Maybe it's agency? Ultimately I don't feel like my contribution wows anyone.
I've done maintenance and didn't even have to wow anyone to get satisfaction.
There's something deeply satisfying to me in cutting out thousands of lines of code and no-one even noticing.
I will even go back and look at that commit over the next few weeks with a feeling of peace and accomplishment.
I've sometimes 'stolen' time from feature work to do that refactoring, and it's the massive reduction of complexity and TLOC that often gives me satisfaction, not delivering the feature.
Don't get me wrong, I've delivered features and applications I'm proud and happy with too, but I think there's a significant minority of us who really enjoy deleting tons of bad code too.
Yeah, maybe agency. I don't know. It helps that I'm fairly social for an introverted engineer.
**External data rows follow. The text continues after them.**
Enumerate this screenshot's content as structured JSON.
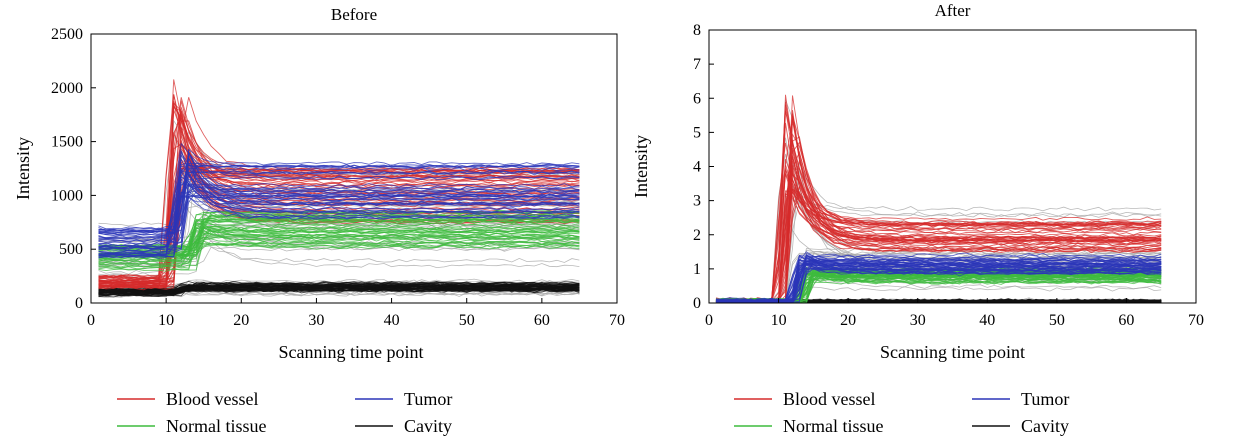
{
  "chart_data": [
    {
      "type": "line",
      "title": "Before",
      "xlabel": "Scanning time point",
      "ylabel": "Intensity",
      "xlim": [
        0,
        70
      ],
      "ylim": [
        0,
        2500
      ],
      "xticks": [
        "0",
        "10",
        "20",
        "30",
        "40",
        "50",
        "60",
        "70"
      ],
      "yticks": [
        "0",
        "500",
        "1000",
        "1500",
        "2000",
        "2500"
      ],
      "x_range_of_curves": [
        1,
        65
      ],
      "series": [
        {
          "name": "Blood vessel",
          "color": "#d62b2b",
          "baseline": 200,
          "peak_time": 11,
          "peak": 1700,
          "plateau": 1000
        },
        {
          "name": "Tumor",
          "color": "#2b35b8",
          "baseline": 560,
          "peak_time": 12,
          "peak": 1250,
          "plateau": 1050
        },
        {
          "name": "Normal tissue",
          "color": "#3dbb3d",
          "baseline": 430,
          "peak_time": 14,
          "peak": 640,
          "plateau": 680
        },
        {
          "name": "Cavity",
          "color": "#111111",
          "baseline": 100,
          "peak_time": 12,
          "peak": 110,
          "plateau": 150
        }
      ],
      "legend_position": "bottom"
    },
    {
      "type": "line",
      "title": "After",
      "xlabel": "Scanning time point",
      "ylabel": "Intensity",
      "xlim": [
        0,
        70
      ],
      "ylim": [
        0,
        8
      ],
      "xticks": [
        "0",
        "10",
        "20",
        "30",
        "40",
        "50",
        "60",
        "70"
      ],
      "yticks": [
        "0",
        "1",
        "2",
        "3",
        "4",
        "5",
        "6",
        "7",
        "8"
      ],
      "x_range_of_curves": [
        1,
        65
      ],
      "series": [
        {
          "name": "Blood vessel",
          "color": "#d62b2b",
          "baseline": 0.05,
          "peak_time": 11,
          "peak": 5.0,
          "plateau": 2.0
        },
        {
          "name": "Tumor",
          "color": "#2b35b8",
          "baseline": 0.05,
          "peak_time": 13,
          "peak": 1.2,
          "plateau": 1.15
        },
        {
          "name": "Normal tissue",
          "color": "#3dbb3d",
          "baseline": 0.05,
          "peak_time": 14,
          "peak": 0.8,
          "plateau": 0.8
        },
        {
          "name": "Cavity",
          "color": "#111111",
          "baseline": 0.02,
          "peak_time": 12,
          "peak": 0.05,
          "plateau": 0.05
        }
      ],
      "legend_position": "bottom"
    }
  ]
}
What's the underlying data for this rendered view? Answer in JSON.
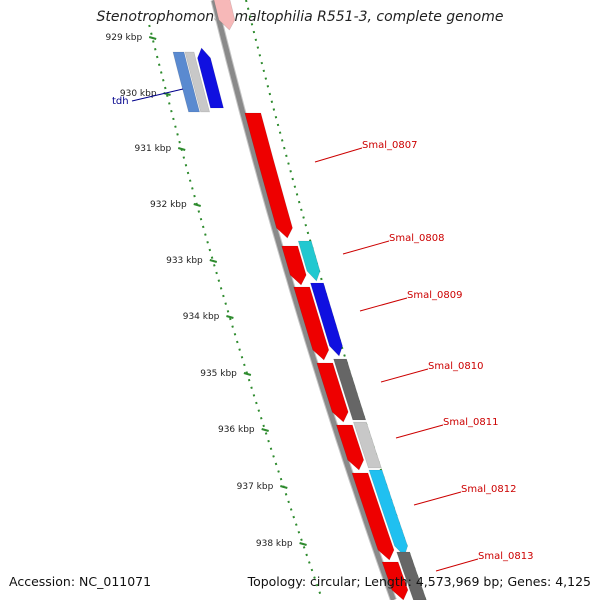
{
  "title": "Stenotrophomonas maltophilia R551-3, complete genome",
  "accession": {
    "label": "Accession:",
    "value": "NC_011071"
  },
  "genome_stats": {
    "topology_label": "Topology:",
    "topology": "circular;",
    "length_label": "Length:",
    "length": "4,573,969 bp;",
    "genes_label": "Genes:",
    "genes": "4,125"
  },
  "ticks": [
    {
      "label": "929 kbp"
    },
    {
      "label": "930 kbp"
    },
    {
      "label": "931 kbp"
    },
    {
      "label": "932 kbp"
    },
    {
      "label": "933 kbp"
    },
    {
      "label": "934 kbp"
    },
    {
      "label": "935 kbp"
    },
    {
      "label": "936 kbp"
    },
    {
      "label": "937 kbp"
    },
    {
      "label": "938 kbp"
    }
  ],
  "gene_labels": [
    {
      "label": "tdh",
      "color": "#00008b"
    },
    {
      "label": "Smal_0807",
      "color": "#cc0000"
    },
    {
      "label": "Smal_0808",
      "color": "#cc0000"
    },
    {
      "label": "Smal_0809",
      "color": "#cc0000"
    },
    {
      "label": "Smal_0810",
      "color": "#cc0000"
    },
    {
      "label": "Smal_0811",
      "color": "#cc0000"
    },
    {
      "label": "Smal_0812",
      "color": "#cc0000"
    },
    {
      "label": "Smal_0813",
      "color": "#cc0000"
    }
  ],
  "colors": {
    "backbone": "#8a8a8a",
    "tick": "#2e8b2e",
    "forward_gene": "#ee0000",
    "cyan": "#22c8d0",
    "blue": "#1010e0",
    "dark_gray": "#666666",
    "light_gray": "#c8c8c8",
    "sky_blue": "#20c0f0",
    "steel_blue": "#5a8ad0"
  }
}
One of the biggest systems change I ever made was related to a legacy url that the main page had to use. It seems like the type of thing that should be simple to make, but due to the sheer amounts of redirects and multiple systems involved it was really painful to change the primary domain. Only like 2 people in the company had any idea the amount of effort necessary to avoid breaking countless things. But when I finally flipped the switch I spent the entire afternoon running around the company and showing random people I knew in other departments the home page. I got a lot of "huh?"s. literally no one was impressed. But, I can have an infectious enthusiasm, so as I pointed to the URL, and said "look! that was actually really hard to do", people would at least come around and say "ok? good job?". They still weren't particularly impressed, but they at least understood it wasn't trivial. Couple this with a good PM who I knew was also evangelizing some of this stuff, and you can get a lot of agency over time in an org.
So maybe the trick is evangelizing? I really don't know, I just know I've been successful, often in spite of the organization I was in. I'm also constantly aware of the amount of luck involved in everything I do, so it's always hard for me to believe that I was the important factor.
It's probably company attitude towards agency as well - my time is tracked and recorded against client budgets and tasks. I can't spend an afternoon tinkering if it's not based upon a client's requirement.
Maybe it's agency? Ultimately I don't feel like my contribution wows anyone.